Fox News' popular conservative commentator Bill O'Reilly hired Bill Clinton's old crisis communications consultant, Mark Fabiani, to help him battle questions from the press — specifically from the New York Times — regarding allegations that he sexually harassed multiple women during his years hosting The O'Reilly Factor, which O'Reilly denies. Fabiani worked for the Clinton administration from 1994 to 1996, when he and his business partner, Chris Lehane, focused on tackling several controversies, including Clinton's sex scandal over Monica Lewinsky. Given a few of O'Reilly's statements on said scandals, his decision to hire Fabiani is a little ironic.
In 2003, while attempting to defend Arnold Schwarzenegger from tough reports by the Los Angeles Times about allegations made by six women claiming that the actor had sexually harassed them on throughout his Hollywood career (allegations Schwarzenegger denies), O'Reilly argued, "First, the actor has never been charged with a crime or sued in civil court. So his record is clean. There's no Paula Jones here, no Monica Lewinsky, at least not yet."

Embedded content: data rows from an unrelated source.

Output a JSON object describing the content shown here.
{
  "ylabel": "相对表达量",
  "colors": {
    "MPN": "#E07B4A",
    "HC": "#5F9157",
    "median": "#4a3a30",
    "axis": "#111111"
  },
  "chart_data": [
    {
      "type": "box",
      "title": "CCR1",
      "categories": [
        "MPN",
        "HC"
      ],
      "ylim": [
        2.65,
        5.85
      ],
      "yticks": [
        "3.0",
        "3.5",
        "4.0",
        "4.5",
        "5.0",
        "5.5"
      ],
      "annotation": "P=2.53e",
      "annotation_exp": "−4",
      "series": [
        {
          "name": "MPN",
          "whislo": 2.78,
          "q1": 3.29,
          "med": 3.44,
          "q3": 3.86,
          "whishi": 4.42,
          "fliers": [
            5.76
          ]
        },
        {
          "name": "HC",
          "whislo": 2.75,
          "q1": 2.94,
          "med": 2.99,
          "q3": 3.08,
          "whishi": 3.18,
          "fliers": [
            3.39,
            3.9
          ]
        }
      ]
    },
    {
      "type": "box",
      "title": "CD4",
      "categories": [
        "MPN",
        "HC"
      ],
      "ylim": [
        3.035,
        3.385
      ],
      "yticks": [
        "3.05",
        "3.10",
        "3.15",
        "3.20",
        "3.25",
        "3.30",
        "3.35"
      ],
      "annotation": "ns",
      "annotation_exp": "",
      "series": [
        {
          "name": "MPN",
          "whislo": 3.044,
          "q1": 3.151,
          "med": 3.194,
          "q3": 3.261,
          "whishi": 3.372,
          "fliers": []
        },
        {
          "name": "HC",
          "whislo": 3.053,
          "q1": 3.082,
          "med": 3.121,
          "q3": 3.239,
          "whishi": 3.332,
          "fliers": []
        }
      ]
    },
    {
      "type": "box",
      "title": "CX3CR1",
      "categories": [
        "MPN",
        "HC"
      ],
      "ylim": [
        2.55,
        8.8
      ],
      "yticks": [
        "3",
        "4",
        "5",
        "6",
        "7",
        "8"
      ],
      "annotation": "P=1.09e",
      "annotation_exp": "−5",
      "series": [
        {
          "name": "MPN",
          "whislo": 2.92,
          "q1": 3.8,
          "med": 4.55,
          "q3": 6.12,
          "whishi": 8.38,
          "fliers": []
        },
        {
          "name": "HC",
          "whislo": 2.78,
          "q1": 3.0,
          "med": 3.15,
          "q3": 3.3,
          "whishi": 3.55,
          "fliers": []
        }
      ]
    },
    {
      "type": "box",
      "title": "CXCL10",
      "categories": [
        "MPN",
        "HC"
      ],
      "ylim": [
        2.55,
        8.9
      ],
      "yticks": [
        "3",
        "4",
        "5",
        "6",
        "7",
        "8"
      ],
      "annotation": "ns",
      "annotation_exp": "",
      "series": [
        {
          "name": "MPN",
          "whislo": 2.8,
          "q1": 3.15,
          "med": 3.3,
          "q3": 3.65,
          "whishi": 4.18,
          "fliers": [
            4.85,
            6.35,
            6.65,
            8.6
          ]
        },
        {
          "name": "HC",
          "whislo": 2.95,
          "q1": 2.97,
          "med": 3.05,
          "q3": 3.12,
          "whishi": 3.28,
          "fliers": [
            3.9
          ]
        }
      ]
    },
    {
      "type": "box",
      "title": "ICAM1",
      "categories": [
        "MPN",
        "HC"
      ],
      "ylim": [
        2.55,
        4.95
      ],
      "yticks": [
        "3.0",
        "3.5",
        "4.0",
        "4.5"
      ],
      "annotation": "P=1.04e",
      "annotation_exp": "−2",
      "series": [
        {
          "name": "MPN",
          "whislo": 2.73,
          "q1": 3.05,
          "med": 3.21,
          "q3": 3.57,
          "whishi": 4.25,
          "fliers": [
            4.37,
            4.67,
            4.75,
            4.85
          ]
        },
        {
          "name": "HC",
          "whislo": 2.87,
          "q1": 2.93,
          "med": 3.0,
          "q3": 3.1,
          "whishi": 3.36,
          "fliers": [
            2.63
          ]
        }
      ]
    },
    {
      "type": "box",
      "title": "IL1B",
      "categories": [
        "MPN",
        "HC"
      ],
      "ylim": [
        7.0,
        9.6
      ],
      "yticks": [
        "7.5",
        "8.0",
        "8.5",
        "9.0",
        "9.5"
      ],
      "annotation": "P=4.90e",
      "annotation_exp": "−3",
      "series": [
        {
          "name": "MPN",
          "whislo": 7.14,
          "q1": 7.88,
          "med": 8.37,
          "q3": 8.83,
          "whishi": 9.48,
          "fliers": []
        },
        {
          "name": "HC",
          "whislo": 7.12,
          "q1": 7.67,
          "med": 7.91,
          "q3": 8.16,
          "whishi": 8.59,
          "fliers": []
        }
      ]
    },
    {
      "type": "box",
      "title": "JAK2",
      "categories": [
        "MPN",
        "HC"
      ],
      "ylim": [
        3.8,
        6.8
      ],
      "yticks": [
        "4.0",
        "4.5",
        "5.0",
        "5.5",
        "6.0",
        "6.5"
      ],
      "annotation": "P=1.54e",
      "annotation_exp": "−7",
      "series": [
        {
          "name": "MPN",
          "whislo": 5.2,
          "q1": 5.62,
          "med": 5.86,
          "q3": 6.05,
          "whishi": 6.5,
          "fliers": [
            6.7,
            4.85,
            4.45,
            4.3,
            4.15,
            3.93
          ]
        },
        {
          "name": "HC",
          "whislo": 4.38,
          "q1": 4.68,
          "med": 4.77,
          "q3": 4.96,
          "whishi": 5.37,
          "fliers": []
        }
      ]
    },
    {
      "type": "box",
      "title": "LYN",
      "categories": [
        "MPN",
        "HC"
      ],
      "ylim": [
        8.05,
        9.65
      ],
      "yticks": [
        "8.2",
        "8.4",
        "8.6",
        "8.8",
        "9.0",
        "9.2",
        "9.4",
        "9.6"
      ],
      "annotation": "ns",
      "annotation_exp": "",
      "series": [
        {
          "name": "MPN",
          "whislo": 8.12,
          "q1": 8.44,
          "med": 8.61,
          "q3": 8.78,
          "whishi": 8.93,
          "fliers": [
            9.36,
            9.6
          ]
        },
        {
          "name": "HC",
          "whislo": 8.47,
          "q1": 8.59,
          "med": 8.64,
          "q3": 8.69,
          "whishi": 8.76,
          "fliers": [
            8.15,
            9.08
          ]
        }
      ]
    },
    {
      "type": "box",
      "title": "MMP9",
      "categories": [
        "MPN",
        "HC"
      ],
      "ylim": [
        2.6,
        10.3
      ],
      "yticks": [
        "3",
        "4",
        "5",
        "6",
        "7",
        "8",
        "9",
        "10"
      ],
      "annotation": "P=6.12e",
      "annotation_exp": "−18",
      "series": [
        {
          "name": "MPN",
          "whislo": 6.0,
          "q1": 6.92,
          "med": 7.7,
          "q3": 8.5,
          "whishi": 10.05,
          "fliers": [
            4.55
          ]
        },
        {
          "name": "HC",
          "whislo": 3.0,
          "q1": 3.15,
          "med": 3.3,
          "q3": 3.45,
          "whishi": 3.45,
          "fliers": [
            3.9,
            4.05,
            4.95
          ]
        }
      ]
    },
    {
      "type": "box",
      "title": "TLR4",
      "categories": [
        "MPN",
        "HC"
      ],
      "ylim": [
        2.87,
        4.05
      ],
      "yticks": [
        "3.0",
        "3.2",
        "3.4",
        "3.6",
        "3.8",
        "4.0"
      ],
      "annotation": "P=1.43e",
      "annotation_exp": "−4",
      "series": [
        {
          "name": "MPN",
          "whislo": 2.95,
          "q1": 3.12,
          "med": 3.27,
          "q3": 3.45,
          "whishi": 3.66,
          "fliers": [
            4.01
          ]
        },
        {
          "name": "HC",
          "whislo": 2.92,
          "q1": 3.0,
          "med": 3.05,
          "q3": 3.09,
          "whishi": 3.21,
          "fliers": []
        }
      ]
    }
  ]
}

While O'Reilly has not been sued in court over the sexual harassment claims he is working to discredit — you can read his full statement about the allegations here — the NYT investigation suggests that this might be partially due to Fox News' method of settling certain types of conflicts behind the scenes to avoid negative publicity. It's important to note that this led to a federal investigation of the network following Andrea Tantaros' public lawsuit against Fox News and the network's former CEO, Roger Ailes.
O'Reilly was, in fact, also named in Tantaros' lawsuit as having allegedly subjected her to inappropriate behavior. "Ailes did not act alone," it read. "He may have been the primary culprit, but his actions were condoned by his most senior lieutenants."
Mark Fabiani will undoubtedly be implementing his "ten commandments of damage control" to navigate O'Reilly out of his current scandal. In 1996, Newsweek published and article referring to Fabiani and Chris Lehane as "masters of disaster," a title the article said the two men had given themselves. Already, O'Reilly is sticking to the commandments directing those in crisis to hold their heads high and speak to their core audiences.
"Most importantly, I'm a father who cares deeply for my children and who would do anything to avoid hurting them in any way," reads a statement published on O'Reilly's official website. "And so I have put to rest any controversies to spare my children. The worst part of my job is being a target for those who would harm me and my employer, the Fox News Channel. Those of us in the arena are constantly at risk, as are our families and children. My primary efforts will continue to be to put forth an honest TV program and to protect those close to me."
No doubt O'Reilly's audience, which is used to hearing the commentator preach about "family values," will feel some degree of sympathy after seeing the issue framed in such a way.